3. La CCJA temporise face aux déclarations des banques en tant que tiers saisis.
Dans une espèce récente sous CCJA, 2ème ch., n°202/2021 du 25 novembre 2021, la CCJA fut saisie du recours en cassation d'un arrêt de la Cour d'appel d'Abidjan[4]. Il fut reproché à ce dernier d'avoir violé l'article 156 de l'Acte uniforme portant organisation des procédures simplifiées de recouvrement et des voies d'exécution (AUPSRVE) en estimant qu'un établissement de crédit a fait une déclaration incomplète en ne mentionnant pas des virements exécutés la veille, sur le compte du débiteur.

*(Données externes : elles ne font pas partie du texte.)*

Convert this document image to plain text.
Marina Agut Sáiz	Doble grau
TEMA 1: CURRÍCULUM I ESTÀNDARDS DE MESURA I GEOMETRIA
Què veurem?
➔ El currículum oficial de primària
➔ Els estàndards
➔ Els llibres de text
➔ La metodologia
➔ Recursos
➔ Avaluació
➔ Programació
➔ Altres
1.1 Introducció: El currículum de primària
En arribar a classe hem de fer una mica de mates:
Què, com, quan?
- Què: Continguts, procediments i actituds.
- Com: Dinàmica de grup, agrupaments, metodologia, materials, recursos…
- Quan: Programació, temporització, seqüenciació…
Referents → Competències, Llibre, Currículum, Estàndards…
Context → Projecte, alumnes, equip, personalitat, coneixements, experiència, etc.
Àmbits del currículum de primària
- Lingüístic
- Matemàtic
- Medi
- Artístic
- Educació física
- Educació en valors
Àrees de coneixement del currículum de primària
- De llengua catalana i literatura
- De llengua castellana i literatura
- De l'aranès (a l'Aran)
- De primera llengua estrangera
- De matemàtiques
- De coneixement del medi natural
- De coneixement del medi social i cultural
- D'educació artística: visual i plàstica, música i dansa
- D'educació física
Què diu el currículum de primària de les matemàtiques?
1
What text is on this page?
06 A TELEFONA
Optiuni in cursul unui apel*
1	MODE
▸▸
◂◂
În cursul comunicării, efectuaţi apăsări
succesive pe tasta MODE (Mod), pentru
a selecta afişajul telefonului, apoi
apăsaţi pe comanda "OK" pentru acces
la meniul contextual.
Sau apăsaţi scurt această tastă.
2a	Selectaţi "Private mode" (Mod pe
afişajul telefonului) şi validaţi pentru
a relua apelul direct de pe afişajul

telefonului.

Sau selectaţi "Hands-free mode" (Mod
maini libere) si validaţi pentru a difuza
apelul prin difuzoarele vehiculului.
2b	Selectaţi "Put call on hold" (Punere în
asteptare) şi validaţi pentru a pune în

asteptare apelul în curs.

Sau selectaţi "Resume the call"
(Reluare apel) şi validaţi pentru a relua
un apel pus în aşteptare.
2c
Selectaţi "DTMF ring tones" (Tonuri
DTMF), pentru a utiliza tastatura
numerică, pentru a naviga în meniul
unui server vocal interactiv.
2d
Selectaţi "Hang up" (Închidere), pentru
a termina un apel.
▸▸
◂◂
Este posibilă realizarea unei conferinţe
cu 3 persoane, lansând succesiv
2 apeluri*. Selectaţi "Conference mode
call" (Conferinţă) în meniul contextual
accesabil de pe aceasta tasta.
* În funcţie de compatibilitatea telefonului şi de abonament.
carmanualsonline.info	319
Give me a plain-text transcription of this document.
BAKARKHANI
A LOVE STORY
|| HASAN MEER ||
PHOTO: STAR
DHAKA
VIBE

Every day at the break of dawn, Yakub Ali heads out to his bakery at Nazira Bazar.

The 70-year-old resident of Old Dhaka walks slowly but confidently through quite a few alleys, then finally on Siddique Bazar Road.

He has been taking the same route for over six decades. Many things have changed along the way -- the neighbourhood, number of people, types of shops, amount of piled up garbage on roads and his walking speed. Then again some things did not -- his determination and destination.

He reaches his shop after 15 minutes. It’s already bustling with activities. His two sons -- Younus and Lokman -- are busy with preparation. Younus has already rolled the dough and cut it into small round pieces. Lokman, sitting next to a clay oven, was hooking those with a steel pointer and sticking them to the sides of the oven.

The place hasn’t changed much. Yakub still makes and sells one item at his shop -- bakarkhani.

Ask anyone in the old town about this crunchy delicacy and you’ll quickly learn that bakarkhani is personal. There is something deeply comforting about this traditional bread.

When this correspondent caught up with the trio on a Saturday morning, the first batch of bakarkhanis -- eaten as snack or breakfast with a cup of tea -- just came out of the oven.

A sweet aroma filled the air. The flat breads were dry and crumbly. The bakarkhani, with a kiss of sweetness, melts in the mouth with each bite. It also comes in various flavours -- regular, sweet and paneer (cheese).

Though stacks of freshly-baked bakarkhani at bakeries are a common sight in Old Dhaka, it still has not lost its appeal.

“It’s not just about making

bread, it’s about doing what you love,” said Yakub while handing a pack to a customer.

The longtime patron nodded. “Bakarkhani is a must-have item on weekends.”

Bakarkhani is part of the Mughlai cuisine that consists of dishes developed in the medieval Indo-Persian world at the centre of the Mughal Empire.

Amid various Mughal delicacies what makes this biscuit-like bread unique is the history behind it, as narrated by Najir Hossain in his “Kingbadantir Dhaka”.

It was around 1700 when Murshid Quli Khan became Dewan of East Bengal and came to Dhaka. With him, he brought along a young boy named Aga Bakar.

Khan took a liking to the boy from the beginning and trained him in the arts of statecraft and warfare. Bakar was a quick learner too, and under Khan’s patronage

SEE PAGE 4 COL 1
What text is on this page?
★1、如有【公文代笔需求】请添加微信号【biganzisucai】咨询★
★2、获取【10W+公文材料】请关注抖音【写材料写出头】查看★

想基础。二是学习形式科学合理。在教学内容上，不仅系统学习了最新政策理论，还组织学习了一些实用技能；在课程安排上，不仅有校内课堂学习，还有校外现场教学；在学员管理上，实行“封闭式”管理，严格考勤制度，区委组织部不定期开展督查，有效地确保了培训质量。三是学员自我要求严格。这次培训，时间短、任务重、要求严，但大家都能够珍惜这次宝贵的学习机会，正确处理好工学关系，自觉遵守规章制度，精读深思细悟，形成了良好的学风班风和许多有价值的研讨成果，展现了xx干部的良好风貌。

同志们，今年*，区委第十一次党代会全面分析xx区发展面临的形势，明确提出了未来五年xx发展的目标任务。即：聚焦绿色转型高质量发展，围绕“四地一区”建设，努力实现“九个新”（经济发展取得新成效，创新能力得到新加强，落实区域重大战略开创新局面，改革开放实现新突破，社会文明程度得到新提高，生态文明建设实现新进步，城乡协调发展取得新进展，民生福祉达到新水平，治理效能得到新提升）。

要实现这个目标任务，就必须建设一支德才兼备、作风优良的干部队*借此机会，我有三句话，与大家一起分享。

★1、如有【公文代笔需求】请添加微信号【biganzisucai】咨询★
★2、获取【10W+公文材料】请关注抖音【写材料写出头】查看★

La Haute juridiction devait dire si l'établissement de crédit avait manqué à son obligation de déclarations, justifiant qu'il soit condamné au paiement des causes de la saisie. Pour ce faire, la Cour procéda à la lecture combinée des articles 156 et 161 de l'AUPSRVE. Elle conclut que l’étendue des obligations d’un établissement bancaire, en tant que tiers saisi, porte sur la nature du ou des comptes du débiteur ainsi que leur solde au jour de la saisie. Par conséquent, un établissement de crédit ne fait pas de déclaration incomplète en omettant de mentionner des transactions effectuées la veille de la saisie sur le compte du débiteur. L'arrêt d'appel est cassé en conséquence.
4. Que conclure ?
La jurisprudence renseigne que la CCJA n’a pas hésité de condamner les tiers saisis à chaque fois qu’elle a tiré la conviction qu’il y avait dans leurs attitudes, l’intention de faire obstacle à la saisie. Le tiers saisi qui manquerait à cette exigence découlant de l’article 156 de l’AUPSRVE s’exposerait à une condamnation aux causes de la saisie. Quoi qu'il en soit, l'article 156 sanctionne les déclarations aussi bien tardives, incomplètes qu'inexactes. Ainsi, la banque comme tiers saisi est appelée à coopérer dès lors qu’elle réceptionne de l’huissier un acte de saisie.
Toutefois, dans l’espèce étudiée supra, la Cour a clarifié les obligations précises des établissements bancaires en matière de saisie. De façon souple, la CCJA, dans son raisonnement, a examiné conjointement les articles 156 et 161 de l’AUPSRVE. Elle a conclu que l'obligation d'un établissement de crédit, en tant que tiers saisi, était de préciser la nature du ou des comptes du débiteur et leur solde au jour de la saisie. Par conséquent, le fait de ne pas mentionner des transactions effectuées la veille de la saisie n'était pas une omission constitutive d’une déclaration incomplète. La rigidité à l’aveuglette semble laisser la place à la tempérance pour plus d’objectivité et de sécurité juridique. Qu’il en soit ainsi avec l’acte révisé.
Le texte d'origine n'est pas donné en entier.